La responsabilité d’une personne par rapport aux actions de son pays s’évalue à l’aune de ses degrés d’implication. La chose varie tout d’abord évidemment si cette personne se trouve à la tête du gouvernement en place, ou principalement soumise à celui-ci. A ce degré d’implication individuelle se conjugue celui de l’implication de l’état dans ses actes. Car si tous les états-nations sont souverains en principe, ils restent bien souvent soumis aux dictas des forces dominantes.
Comme pour l’état, l’implication individuelle est ensuite plus ou moins volontaire. Les citoyen·ne·s d’une démocratie sont en général plus responsables des actes de leur état que celleux d’une dictature. De même, on considérera comme moins responsables les citoyen·ne·s d’une démocratie qui ont voté contre le gouvernement élu et ses décisions prises.
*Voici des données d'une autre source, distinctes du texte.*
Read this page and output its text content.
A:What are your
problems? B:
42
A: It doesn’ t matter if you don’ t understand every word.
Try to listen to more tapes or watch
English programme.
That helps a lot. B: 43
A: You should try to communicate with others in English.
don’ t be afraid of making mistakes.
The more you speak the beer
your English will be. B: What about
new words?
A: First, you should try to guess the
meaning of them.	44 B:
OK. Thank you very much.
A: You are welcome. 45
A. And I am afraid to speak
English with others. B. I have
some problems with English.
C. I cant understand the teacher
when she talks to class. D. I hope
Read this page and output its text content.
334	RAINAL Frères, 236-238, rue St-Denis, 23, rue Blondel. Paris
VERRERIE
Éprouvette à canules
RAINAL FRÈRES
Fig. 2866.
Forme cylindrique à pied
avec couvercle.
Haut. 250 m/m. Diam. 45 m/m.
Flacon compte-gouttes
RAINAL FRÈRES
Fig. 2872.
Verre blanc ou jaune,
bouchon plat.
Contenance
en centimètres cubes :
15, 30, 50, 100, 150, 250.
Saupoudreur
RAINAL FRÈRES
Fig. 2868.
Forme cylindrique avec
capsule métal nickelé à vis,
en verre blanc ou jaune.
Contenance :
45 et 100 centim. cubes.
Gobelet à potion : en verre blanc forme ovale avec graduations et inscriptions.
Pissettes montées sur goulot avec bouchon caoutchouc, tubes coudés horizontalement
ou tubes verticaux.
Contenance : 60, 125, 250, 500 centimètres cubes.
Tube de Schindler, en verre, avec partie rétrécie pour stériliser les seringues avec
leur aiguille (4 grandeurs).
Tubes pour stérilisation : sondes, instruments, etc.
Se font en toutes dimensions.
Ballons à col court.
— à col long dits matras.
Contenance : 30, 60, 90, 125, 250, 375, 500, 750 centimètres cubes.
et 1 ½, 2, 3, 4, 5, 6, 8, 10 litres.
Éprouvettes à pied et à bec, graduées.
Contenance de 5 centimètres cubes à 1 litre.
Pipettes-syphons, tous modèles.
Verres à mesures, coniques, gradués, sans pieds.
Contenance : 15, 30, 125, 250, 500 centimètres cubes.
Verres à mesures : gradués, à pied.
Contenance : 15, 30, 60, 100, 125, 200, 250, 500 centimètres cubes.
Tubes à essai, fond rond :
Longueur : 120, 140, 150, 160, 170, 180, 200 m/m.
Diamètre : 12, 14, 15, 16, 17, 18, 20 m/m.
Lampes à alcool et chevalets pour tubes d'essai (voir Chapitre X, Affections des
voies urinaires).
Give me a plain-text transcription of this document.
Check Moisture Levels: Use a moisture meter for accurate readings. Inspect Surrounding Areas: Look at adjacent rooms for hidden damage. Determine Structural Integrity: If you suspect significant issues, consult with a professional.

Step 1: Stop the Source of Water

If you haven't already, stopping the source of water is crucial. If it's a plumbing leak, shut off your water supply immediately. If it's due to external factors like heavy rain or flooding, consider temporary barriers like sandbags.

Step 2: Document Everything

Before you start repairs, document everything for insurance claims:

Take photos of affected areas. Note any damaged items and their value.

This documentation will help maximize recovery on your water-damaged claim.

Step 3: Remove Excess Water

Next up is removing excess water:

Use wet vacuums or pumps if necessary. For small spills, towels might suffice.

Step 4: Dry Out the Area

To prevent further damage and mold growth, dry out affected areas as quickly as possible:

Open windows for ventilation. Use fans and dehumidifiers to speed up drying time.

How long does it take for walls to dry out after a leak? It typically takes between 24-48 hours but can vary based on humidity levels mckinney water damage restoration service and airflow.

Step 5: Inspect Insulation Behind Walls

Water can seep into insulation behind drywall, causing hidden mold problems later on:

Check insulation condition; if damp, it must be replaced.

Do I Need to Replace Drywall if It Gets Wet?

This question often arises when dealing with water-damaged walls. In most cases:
Iels seront peut-être plus responsables d’un manque de dialogue avec leurs opposant·es majoritaires, cela dit.
Au-delà de la volonté et liberté d’une personne, nombre d’autres facteurs doivent être pris en compte : ses privilèges matériels et sociaux (d’où l’importance de la justice sociale), son niveau d’éducation et de conscience (d’où l’importance de la sensibilisation), ses moyens d’actions et leurs conséquences sur le plan légal et personnel (d’où l’importance des droits et des protections sociales), son degré d’appartenance à la nation (d’où l’importance de la collectivité), etc.
De la participation aux conditions individuelles, ces premiers paramètres nous invitent à deux considérations. D’une part, la responsabilité dont il est question est une notion toujours plus diffuse et perturbée dans notre monde de plus en plus mondialisé et déraciné, inégalitaire et précaire, hyper-connecté et pétri par des canaux de communication de plus en plus polarisés et saturés. D’autre part pourtant, nous remplissons toutes et tous chaque critère, plus ou moins mais toujours un peu, que nous le voulions ou non.
Il est difficile de progresser humainement (et philosophiquement) sans réaliser que nous sommes situé·es et pris·es dans une immense chaîne de dépendance et de causalités qui nous dépasse(ra) toujours. Mais si notre responsabilité est plus ou moins infinie alors que nos moyens de répondre de notre situation le sont, il n’empêche que chaque geste, partout et tout le temps, compte. Et que ce qui compte, une fois de plus, c’est de faire de son mieux.